What is your background, are you a chemist?

I did several things, first I studied chemistry in Vietnam and I got an engineering degree from Hanoi University of Technology. After that I continued to study semiconductor materials at ITIMS. ITIMS is funded by the Dutch government (Nuffic) and I got a scholarship to come to study here.

What will you do after your promotion?

Before I will go into that, I’ll tell you something else first. When talking about membranes most people thinks about separation of gases and liquids, and that is it. But membranes can be applied for other purposes as well, nanotechnology for instance, making nanodots and nanowires. And this relates to my future plan; using membranes as templates for the creating of nanostructures, which is cheaper than lithography and takes less time and effort.

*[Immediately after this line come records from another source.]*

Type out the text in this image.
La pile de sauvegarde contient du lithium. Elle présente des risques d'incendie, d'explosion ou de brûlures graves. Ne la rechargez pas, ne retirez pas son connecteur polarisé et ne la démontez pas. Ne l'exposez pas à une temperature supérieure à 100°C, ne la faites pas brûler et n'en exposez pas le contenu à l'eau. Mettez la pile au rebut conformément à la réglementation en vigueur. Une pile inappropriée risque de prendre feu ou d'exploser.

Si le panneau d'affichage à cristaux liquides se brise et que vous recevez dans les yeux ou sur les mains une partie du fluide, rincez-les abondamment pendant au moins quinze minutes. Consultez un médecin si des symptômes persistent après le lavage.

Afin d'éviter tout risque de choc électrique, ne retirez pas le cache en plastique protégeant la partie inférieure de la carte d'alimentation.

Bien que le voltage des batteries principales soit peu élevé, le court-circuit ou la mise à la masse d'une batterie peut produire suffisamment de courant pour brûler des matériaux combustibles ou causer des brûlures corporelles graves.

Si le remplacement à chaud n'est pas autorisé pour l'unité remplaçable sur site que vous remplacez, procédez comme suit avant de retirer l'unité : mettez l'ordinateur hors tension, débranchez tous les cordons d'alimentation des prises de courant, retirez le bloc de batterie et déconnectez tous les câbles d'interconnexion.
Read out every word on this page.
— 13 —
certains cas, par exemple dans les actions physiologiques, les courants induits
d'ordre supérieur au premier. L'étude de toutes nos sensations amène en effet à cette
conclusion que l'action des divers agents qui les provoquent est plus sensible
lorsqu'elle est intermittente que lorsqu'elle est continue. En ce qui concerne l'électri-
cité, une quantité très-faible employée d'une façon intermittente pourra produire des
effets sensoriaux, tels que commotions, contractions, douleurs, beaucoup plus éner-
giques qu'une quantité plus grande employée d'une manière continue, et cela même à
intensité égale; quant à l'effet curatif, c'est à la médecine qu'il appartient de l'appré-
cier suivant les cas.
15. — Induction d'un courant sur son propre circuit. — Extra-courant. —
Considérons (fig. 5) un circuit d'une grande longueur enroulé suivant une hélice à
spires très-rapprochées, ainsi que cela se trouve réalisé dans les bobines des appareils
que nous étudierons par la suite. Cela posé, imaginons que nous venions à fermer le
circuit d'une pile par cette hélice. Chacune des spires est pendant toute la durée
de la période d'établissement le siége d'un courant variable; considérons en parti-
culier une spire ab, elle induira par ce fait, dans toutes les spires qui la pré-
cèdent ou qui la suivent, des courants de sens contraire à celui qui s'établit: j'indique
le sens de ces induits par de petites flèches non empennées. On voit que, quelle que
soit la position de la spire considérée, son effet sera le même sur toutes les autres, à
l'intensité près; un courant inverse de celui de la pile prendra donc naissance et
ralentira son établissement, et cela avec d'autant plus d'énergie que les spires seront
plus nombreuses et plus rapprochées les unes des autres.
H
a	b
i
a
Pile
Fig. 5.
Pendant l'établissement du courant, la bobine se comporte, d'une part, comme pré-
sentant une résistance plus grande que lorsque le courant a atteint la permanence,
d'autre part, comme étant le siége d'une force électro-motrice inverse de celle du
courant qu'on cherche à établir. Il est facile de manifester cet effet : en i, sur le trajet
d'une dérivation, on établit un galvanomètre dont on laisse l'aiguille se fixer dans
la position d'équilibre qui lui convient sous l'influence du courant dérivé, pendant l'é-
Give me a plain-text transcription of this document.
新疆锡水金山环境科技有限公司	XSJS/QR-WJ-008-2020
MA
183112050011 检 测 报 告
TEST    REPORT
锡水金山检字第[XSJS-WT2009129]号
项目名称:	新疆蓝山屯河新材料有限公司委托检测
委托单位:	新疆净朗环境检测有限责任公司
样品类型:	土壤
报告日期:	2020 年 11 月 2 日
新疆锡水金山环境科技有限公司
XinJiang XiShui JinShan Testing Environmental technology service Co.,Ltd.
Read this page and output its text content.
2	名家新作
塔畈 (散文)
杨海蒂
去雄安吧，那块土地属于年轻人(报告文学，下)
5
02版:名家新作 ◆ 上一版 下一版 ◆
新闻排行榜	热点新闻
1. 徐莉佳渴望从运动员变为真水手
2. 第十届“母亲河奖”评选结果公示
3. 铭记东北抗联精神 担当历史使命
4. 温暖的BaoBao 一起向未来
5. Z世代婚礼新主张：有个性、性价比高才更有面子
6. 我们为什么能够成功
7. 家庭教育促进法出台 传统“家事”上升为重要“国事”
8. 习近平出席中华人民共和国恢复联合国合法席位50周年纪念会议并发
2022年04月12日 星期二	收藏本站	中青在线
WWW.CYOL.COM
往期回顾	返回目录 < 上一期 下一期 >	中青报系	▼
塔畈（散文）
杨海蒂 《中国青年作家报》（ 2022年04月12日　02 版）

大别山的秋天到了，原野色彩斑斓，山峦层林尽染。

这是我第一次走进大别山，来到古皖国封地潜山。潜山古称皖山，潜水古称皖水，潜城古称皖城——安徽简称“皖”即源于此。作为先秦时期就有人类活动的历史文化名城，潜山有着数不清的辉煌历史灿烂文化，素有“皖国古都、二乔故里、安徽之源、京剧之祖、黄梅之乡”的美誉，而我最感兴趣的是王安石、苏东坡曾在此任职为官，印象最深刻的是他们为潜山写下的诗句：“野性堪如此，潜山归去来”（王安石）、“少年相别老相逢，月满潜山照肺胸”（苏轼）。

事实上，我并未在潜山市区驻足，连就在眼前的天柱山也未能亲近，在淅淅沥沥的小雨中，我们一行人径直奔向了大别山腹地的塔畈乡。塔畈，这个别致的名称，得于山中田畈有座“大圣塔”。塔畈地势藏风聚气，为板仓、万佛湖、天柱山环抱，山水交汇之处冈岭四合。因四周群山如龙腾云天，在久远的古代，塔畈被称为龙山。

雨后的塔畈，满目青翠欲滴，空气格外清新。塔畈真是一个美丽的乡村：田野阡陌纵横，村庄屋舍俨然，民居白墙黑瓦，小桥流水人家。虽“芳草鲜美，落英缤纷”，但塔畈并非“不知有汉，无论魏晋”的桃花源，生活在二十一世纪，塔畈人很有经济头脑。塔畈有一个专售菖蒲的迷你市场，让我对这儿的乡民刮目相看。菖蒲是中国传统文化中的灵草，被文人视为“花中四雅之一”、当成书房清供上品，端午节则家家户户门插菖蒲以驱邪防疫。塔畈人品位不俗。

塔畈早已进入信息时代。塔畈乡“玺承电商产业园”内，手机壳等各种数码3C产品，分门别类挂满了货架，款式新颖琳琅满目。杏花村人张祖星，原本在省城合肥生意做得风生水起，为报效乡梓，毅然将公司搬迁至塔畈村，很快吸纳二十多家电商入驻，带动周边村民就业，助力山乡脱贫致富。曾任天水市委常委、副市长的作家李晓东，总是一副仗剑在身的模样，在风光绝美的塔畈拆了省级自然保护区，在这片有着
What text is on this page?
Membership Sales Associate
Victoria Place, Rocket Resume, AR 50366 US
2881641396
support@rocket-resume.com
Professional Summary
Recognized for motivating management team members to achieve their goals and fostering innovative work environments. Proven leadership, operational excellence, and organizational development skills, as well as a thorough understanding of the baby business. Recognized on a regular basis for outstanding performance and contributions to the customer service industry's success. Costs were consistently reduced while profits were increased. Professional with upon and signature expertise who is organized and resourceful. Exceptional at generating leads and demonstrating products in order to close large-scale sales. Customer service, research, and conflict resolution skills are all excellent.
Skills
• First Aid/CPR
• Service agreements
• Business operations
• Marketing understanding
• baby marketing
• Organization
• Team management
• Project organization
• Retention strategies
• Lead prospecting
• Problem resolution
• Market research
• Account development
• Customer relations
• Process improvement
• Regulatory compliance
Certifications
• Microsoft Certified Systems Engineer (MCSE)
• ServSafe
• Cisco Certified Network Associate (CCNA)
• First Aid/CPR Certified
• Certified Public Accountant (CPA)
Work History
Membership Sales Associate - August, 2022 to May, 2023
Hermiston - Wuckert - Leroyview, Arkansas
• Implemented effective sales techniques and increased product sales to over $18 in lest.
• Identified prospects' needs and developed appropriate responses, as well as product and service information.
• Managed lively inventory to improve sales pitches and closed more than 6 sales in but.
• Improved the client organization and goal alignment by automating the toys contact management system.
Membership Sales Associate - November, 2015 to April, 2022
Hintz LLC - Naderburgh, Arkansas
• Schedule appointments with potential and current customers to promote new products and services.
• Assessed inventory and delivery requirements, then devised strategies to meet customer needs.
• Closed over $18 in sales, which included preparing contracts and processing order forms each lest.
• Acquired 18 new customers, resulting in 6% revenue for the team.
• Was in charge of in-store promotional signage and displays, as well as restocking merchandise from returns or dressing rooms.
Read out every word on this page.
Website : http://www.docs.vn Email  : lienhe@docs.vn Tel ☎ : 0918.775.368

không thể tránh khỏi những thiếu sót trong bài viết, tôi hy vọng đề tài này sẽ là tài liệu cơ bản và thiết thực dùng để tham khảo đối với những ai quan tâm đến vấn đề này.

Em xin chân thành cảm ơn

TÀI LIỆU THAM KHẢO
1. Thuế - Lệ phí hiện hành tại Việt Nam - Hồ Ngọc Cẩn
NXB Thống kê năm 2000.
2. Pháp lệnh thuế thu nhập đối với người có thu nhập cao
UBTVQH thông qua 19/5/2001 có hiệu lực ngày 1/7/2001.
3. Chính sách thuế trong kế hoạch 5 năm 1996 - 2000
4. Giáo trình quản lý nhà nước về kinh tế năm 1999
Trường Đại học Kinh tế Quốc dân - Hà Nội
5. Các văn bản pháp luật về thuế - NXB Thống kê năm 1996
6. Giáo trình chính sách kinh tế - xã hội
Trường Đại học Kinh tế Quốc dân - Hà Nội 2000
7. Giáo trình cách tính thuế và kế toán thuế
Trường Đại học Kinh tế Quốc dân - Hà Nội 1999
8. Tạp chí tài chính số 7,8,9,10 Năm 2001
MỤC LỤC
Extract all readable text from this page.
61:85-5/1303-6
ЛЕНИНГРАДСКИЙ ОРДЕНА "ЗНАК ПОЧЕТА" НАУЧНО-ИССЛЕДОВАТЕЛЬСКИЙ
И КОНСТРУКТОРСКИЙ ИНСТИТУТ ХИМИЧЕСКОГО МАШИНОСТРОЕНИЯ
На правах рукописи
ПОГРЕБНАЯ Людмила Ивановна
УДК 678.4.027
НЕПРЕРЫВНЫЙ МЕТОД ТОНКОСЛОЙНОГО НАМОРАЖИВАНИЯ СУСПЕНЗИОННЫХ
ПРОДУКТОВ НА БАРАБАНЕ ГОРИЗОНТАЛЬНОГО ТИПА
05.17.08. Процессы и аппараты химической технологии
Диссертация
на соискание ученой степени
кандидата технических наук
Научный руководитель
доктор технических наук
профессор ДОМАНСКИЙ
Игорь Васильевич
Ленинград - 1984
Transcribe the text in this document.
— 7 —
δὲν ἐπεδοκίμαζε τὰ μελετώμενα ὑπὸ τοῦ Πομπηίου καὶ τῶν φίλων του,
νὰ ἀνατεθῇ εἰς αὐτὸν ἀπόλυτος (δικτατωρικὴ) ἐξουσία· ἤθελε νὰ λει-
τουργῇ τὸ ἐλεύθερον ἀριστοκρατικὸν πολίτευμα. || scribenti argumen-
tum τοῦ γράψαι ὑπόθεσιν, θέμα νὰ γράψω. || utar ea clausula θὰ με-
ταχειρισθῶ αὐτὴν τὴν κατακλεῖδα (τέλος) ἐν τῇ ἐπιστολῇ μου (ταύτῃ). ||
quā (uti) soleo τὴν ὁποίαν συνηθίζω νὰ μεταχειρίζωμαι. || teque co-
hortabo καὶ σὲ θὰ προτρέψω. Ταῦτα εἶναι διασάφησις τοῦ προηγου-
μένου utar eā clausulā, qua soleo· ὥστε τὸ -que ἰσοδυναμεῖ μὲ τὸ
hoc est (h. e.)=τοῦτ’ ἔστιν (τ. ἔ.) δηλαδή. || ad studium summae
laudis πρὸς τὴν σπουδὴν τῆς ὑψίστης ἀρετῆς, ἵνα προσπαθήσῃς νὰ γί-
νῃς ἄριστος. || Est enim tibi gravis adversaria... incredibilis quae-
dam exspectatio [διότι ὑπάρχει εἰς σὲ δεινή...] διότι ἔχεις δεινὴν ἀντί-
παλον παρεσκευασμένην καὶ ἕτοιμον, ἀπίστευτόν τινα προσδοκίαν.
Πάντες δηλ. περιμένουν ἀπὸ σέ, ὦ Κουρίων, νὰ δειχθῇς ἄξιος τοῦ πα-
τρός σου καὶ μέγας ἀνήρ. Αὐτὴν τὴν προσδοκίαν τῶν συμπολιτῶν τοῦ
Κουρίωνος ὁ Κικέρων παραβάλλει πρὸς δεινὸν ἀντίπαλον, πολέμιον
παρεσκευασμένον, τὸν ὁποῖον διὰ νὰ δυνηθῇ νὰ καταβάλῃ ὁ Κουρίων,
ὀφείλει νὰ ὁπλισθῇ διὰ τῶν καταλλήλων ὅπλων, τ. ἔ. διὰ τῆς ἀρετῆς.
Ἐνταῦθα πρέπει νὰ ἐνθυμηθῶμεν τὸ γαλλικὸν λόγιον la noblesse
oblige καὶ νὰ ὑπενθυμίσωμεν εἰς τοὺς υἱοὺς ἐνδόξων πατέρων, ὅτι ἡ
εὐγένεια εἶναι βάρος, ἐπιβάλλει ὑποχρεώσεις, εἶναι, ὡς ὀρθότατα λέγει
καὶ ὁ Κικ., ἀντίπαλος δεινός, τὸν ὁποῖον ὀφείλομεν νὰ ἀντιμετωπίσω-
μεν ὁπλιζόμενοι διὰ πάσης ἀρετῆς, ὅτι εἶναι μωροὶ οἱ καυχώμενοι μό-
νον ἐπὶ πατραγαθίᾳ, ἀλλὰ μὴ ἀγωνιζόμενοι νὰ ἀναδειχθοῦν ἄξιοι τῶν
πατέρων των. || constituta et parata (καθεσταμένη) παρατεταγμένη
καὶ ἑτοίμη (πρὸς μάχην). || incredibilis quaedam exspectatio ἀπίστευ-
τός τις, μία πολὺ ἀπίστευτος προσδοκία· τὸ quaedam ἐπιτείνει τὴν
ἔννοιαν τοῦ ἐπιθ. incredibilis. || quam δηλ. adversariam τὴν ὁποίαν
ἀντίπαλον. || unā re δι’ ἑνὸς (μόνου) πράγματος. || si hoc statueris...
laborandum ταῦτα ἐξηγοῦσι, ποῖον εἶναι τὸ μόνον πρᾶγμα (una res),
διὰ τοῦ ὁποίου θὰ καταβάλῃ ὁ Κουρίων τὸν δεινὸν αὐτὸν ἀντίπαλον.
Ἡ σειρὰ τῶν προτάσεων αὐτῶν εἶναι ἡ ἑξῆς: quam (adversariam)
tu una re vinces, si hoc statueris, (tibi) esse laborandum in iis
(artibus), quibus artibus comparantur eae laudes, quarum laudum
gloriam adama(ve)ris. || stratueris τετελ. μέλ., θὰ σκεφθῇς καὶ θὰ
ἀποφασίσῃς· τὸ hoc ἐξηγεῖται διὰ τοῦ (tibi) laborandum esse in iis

Where are you going to carry out your future plans, here or in Vietnam?

I am going to continue with some ideas in my current group for another year. Then I would like to go somewhere else for one or two years and then return to Vietnam. My wife and I would like to be back in Vietnam before the time my little daughter has to go to school. One year before that will give her time to adapt to a new environment. She is now only eight months old, so that gives us still a bit of time.